La previa del clásico santafesino de reserva empieza a tomar temperatura, pero lejos de llegar en plenitud, tanto Colón como Unión arriban con dudas y la obligación de reaccionar. La novena fecha del Torneo Apertura Proyección dejó señales que encienden alarmas en ambos lados de la ciudad.
En el caso del Sabalero, la preocupación es cada vez más evidente. El equipo volvió a tropezar, esta vez en condición de local, al caer 2-0 frente a Independiente en un partido donde nunca logró hacer pie. Desde el arranque se lo vio incómodo, sin claridad ni peso ofensivo, y terminó cediendo ante un rival que supo aprovechar sus momentos.

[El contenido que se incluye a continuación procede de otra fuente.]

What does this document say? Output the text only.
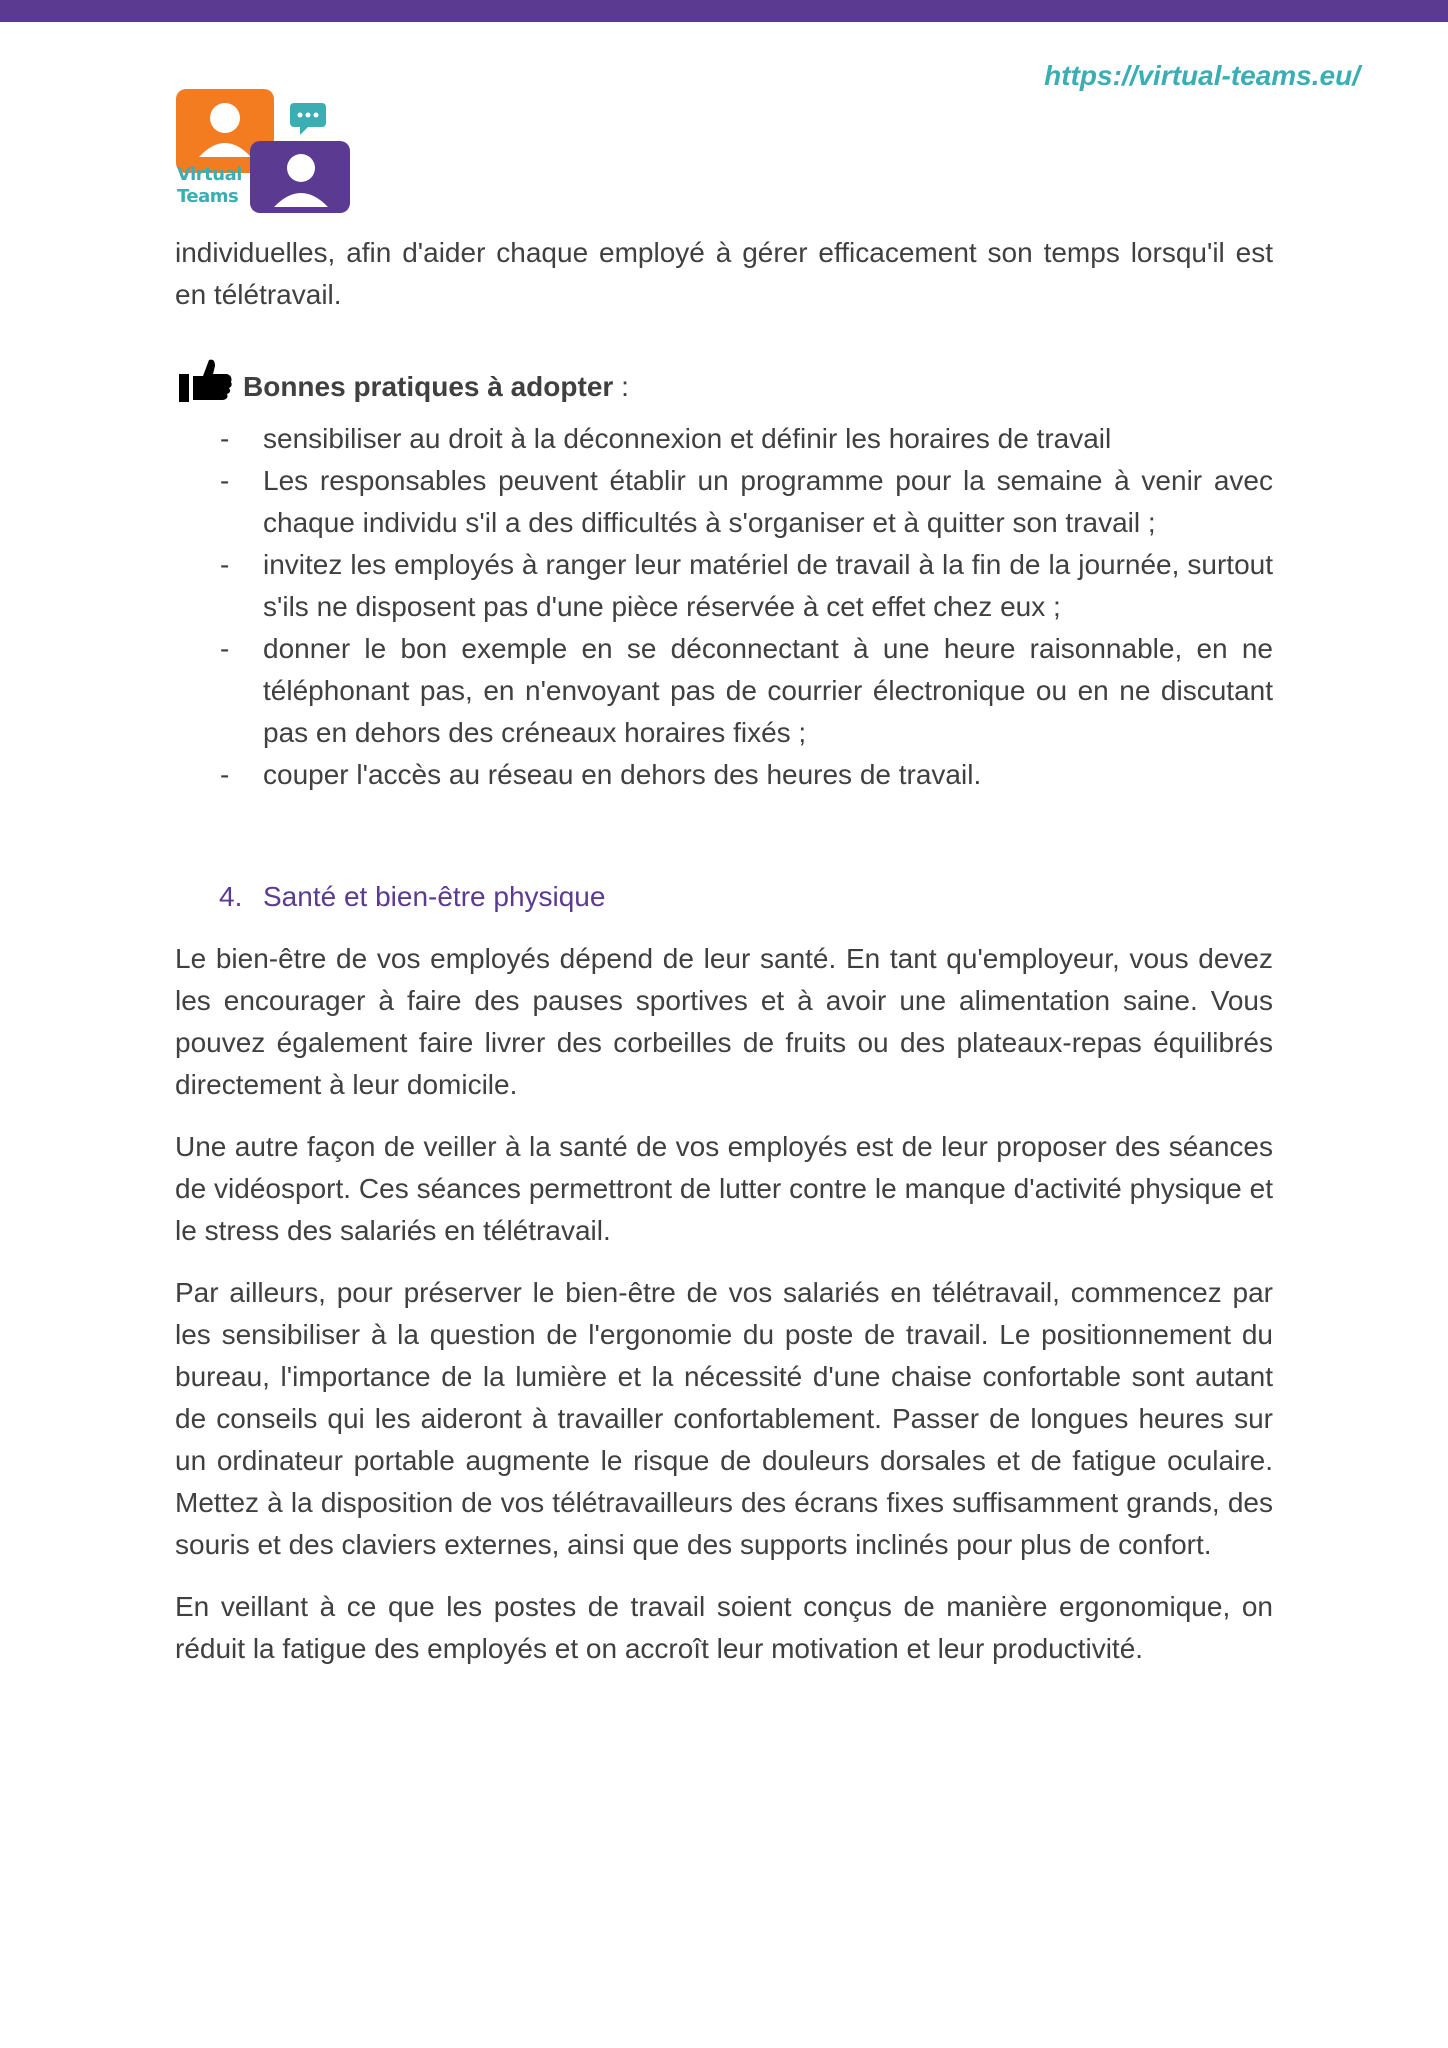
https://virtual-teams.eu/
Virtual Teams

individuelles, afin d'aider chaque employé à gérer efficacement son temps lorsqu'il est en télétravail.

Bonnes pratiques à adopter :
- sensibiliser au droit à la déconnexion et définir les horaires de travail
- Les responsables peuvent établir un programme pour la semaine à venir avec chaque individu s'il a des difficultés à s'organiser et à quitter son travail ;
- invitez les employés à ranger leur matériel de travail à la fin de la journée, surtout s'ils ne disposent pas d'une pièce réservée à cet effet chez eux ;
- donner le bon exemple en se déconnectant à une heure raisonnable, en ne téléphonant pas, en n'envoyant pas de courrier électronique ou en ne discutant pas en dehors des créneaux horaires fixés ;
- couper l'accès au réseau en dehors des heures de travail.
4. Santé et bien-être physique

Le bien-être de vos employés dépend de leur santé. En tant qu'employeur, vous devez les encourager à faire des pauses sportives et à avoir une alimentation saine. Vous pouvez également faire livrer des corbeilles de fruits ou des plateaux-repas équilibrés directement à leur domicile.

Une autre façon de veiller à la santé de vos employés est de leur proposer des séances de vidéosport. Ces séances permettront de lutter contre le manque d'activité physique et le stress des salariés en télétravail.

Par ailleurs, pour préserver le bien-être de vos salariés en télétravail, commencez par les sensibiliser à la question de l'ergonomie du poste de travail. Le positionnement du bureau, l'importance de la lumière et la nécessité d'une chaise confortable sont autant de conseils qui les aideront à travailler confortablement. Passer de longues heures sur un ordinateur portable augmente le risque de douleurs dorsales et de fatigue oculaire. Mettez à la disposition de vos télétravailleurs des écrans fixes suffisamment grands, des souris et des claviers externes, ainsi que des supports inclinés pour plus de confort.

En veillant à ce que les postes de travail soient conçus de manière ergonomique, on réduit la fatigue des employés et on accroît leur motivation et leur productivité.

Los goles de Tomás Parmo y Nahuel Junco sentenciaron un encuentro que dejó a Colón con más preguntas que respuestas. La derrota no solo duele por el resultado, sino también por lo que refleja en la tabla: apenas siete puntos y una ubicación comprometida, muy cerca del fondo de la Zona B. Además, ya son dos partidos consecutivos sin triunfos, una racha que golpea en lo anímico.
Del otro lado, Unión tampoco logró despegar. Su visita a Tigre terminó en un empate sin goles que dejó sensaciones tibias. Si bien el equipo mostró orden, le faltó profundidad para romper un partido cerrado, donde predominó la fricción y escasearon las situaciones de riesgo.
El 0-0 en el predio de Tigre le permitió sumar, pero no acortar distancias con los puestos de clasificación. Con 11 unidades, el Tatengue sigue lejos del líder Vélez y necesita empezar a sumar de a tres si quiere meterse en la pelea por los playoffs.
En este contexto, el clásico del próximo miércoles 22 en el 15 de Abril aparece como mucho más que un partido. Para Colón, representa la oportunidad de cortar la racha negativa y reencauzar su camino. Para Unión, puede ser el impulso necesario para acercarse a los puestos de privilegio y ganar confianza en el tramo decisivo.